Sunday, July 27, 2008

On History

YOU DECIDE:

I have been studying history since before I went to school. With my mother’s help I learned to read at the age of four. From that time nearly fifty years ago I have viewed history as something that happened just before I was born.

So to me history is a vibrant flowing organism and I see all of it: ancient Mesopotamia, Egypt, Biblical events, Persia, Greece, Rome, the Crusades, the great medieval struggles which began in the Languedoc and in Switzerland and continued down through the American Revolution to the present, with places such as Bunker Hill, Bastille, the Berlin Wall and now Darfur, as one long struggle for freedom by those who want to live and love, work and trade in peace against those tyrants who use fear and the misuse of law to enforce their hegemony and perpetuate their illicit accumulation of power and prestige.

Given such a view I have always found history to be endlessly fascinating, and provocatively pertinent to our present information-rich, but often content-poor, era.

In The Eltonian Universe I will occasionally profile controversial figures from history, give my view of them and their accomplishments and ask for your perspective as well. For my first example I will pick one of the most powerful persons from one of the most colorful and well documented eras in history: Julius Caesar from the First Century B. C. and the end of the Roman Republic.

JULIUS CAESAR and the END of ROME:

The HBO series Rome has inspired many to re-acquaint themselves with Roman history. And as aformentioned one of the most the colorful and controversial figures from that period was Julius Caesar. There are many who view him as either a hero, or a villain (original meaning: from the country estate – or villa: just another example of urban versus rural bias in etymology). Which was he?

In my view, Gaius Julius Caesar of the prominent Roman family Iolus was an out of control politician who did anything to enhance his own power. His savaging of the Gauls gave a whole new meaning to the word decimate. He declared himself dictator for life. He encouraged those who called him a God (the supposed founder of the family, Iolus, was purportedly the son of Venus). He slept around so prodigiously that the Roman historian Suetonius reported that during his lifetime it was said of him that he was “every woman’s husband and every man’s wife.” It is likely that he slept with the wife of every Senator that assassinated him.

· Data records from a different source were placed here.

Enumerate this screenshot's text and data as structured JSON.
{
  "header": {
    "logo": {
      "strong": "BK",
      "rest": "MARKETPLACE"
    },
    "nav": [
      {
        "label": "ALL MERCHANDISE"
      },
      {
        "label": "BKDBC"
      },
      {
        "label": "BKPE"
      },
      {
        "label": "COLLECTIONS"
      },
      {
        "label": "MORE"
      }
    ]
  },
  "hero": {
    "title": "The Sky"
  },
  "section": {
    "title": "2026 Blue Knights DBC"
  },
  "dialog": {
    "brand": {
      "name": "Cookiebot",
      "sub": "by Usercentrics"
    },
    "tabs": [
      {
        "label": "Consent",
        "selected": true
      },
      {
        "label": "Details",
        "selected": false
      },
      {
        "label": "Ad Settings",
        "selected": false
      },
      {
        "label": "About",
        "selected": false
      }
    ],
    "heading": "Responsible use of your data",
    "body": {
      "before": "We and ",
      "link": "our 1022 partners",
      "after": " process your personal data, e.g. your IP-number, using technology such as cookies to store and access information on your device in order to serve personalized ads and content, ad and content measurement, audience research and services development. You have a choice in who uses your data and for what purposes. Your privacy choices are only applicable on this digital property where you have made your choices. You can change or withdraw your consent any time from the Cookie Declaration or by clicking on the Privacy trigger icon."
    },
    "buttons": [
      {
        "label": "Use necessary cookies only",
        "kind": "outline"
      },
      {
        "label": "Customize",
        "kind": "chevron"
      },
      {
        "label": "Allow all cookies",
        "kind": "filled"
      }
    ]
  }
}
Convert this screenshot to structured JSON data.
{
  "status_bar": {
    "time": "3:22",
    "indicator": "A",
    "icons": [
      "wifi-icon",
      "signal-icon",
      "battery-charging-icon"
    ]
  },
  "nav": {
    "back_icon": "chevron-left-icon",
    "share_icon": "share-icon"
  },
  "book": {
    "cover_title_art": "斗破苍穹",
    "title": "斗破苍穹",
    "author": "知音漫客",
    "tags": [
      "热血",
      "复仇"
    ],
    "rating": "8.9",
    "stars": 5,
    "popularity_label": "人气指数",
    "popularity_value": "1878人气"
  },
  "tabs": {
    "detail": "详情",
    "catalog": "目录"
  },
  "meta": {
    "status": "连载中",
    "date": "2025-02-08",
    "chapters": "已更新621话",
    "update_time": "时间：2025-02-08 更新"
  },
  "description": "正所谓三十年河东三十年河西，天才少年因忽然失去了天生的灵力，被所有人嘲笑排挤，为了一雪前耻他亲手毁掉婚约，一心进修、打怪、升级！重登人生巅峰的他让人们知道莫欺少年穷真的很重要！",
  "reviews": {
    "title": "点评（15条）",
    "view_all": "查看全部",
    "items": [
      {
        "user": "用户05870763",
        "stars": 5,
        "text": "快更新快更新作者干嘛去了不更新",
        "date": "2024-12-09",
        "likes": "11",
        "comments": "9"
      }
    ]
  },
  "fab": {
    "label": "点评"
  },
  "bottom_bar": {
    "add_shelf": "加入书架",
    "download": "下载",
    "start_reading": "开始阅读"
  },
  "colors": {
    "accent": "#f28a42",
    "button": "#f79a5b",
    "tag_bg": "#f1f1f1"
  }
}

Sure, he gave the Roman commoners part of the spoils gotten from raping and pillaging the Gauls as well as goods stolen from other victims of his foreign wars of aggression; that was only good politics. As for taking care of his troops, well any commander who didn’t share his booty with the troops ended up like Lepidus (a notosiously tight-fisted politician and general whose troops deserted him before an important battle).

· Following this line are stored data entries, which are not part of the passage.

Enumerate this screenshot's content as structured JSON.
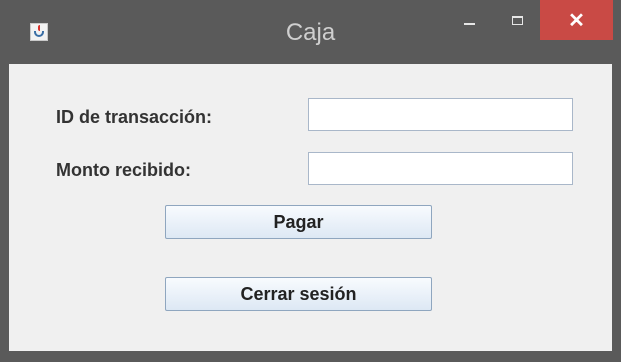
{
  "window": {
    "title": "Caja",
    "close_glyph": "✕",
    "icon": "java-cup-icon"
  },
  "form": {
    "transaction_label": "ID de transacción:",
    "transaction_value": "",
    "amount_label": "Monto recibido:",
    "amount_value": "",
    "pay_button": "Pagar",
    "logout_button": "Cerrar sesión"
  },
  "colors": {
    "titlebar": "#5a5a5a",
    "close_button": "#c94a45",
    "panel": "#f0f0f0"
  }
}
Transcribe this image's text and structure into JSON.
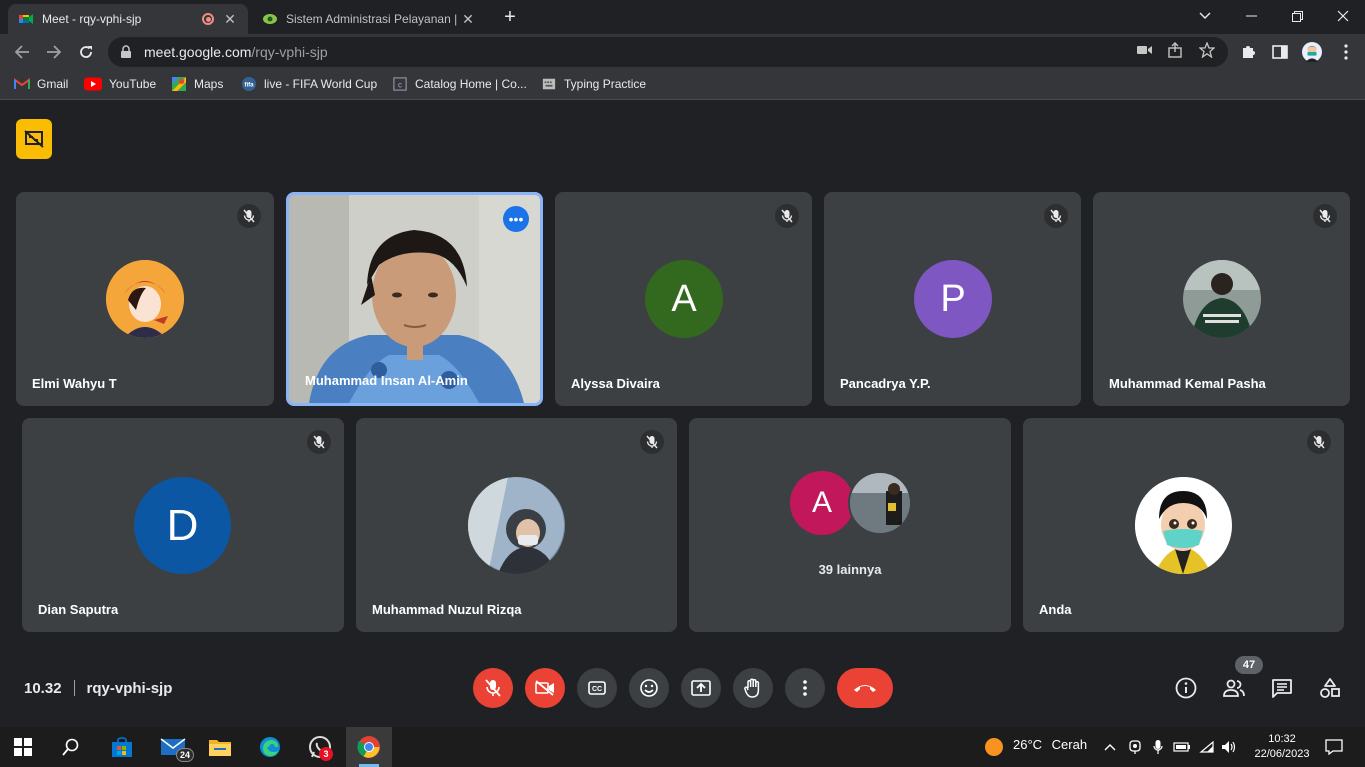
{
  "browser": {
    "tabs": [
      {
        "title": "Meet - rqy-vphi-sjp",
        "active": true
      },
      {
        "title": "Sistem Administrasi Pelayanan | D",
        "active": false
      }
    ],
    "url": {
      "host": "meet.google.com",
      "path": "/rqy-vphi-sjp"
    },
    "bookmarks": [
      {
        "label": "Gmail",
        "icon": "gmail-icon"
      },
      {
        "label": "YouTube",
        "icon": "youtube-icon"
      },
      {
        "label": "Maps",
        "icon": "maps-icon"
      },
      {
        "label": "live - FIFA World Cup",
        "icon": "fifa-icon"
      },
      {
        "label": "Catalog Home | Co...",
        "icon": "catalog-icon"
      },
      {
        "label": "Typing Practice",
        "icon": "typing-icon"
      }
    ]
  },
  "meet": {
    "participants_row1": [
      {
        "name": "Elmi Wahyu T",
        "avatar_type": "photo",
        "muted": true
      },
      {
        "name": "Muhammad Insan Al-Amin",
        "avatar_type": "video",
        "muted": false,
        "speaking": true
      },
      {
        "name": "Alyssa Divaira",
        "avatar_type": "letter",
        "letter": "A",
        "color": "#33691e",
        "muted": true
      },
      {
        "name": "Pancadrya Y.P.",
        "avatar_type": "letter",
        "letter": "P",
        "color": "#7e57c2",
        "muted": true
      },
      {
        "name": "Muhammad Kemal Pasha",
        "avatar_type": "photo",
        "muted": true
      }
    ],
    "participants_row2": [
      {
        "name": "Dian Saputra",
        "avatar_type": "letter",
        "letter": "D",
        "color": "#0b57a4",
        "muted": true
      },
      {
        "name": "Muhammad Nuzul Rizqa",
        "avatar_type": "photo",
        "muted": true
      },
      {
        "name": "",
        "others_label": "39 lainnya",
        "letter": "A",
        "color": "#c2185b"
      },
      {
        "name": "Anda",
        "avatar_type": "photo",
        "muted": true
      }
    ],
    "time": "10.32",
    "meeting_code": "rqy-vphi-sjp",
    "participant_count": "47"
  },
  "taskbar": {
    "mail_badge": "24",
    "whatsapp_badge": "3",
    "weather": {
      "temp": "26°C",
      "condition": "Cerah"
    },
    "time": "10:32",
    "date": "22/06/2023"
  }
}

Whatever else you may think about Caesar, good, bad, or indifferent, one fact about his life is not up for debate: before him Rome was a Republic; after him came the Empire with all of its excesses, including many emperors who were more like mad, out-of-control Caligula than the relatively quiet and thoughtful Marcus Aurelius.

In short he paved the way for the takeover of the Republic which was completed by his nephew Octavian, the Godfather of Rome, who in typical Caesarian modesty renamed himself Caesar Augustus. In my opinion Julius Caesar was one of history’s great villains. He has a month, a salad, and a pizza company named after him. Too much honor in my opinion.

As for his assassins; well, he declared himself dictator for life. He allowed himself to be worshipped as a God. His only direct heir likely came from a liaison with Cleopatra. Rome ruled by an Egyptian. Too much for the Roman patricians of the time. For the good of the Republic Caesar had to go. They viewed themselves as patriots not assassins. Shakespeare working for the royal families (Tudor and Stewart) of his day viewed them as -- there's that word, again -- villains. Our view today is heavily influenced by Shakespeare's powerful, but historically innacurate play.

What do you think? Julius as hero: the Fallen King? Or Brutus as hero: the reluctant defender of the Republic?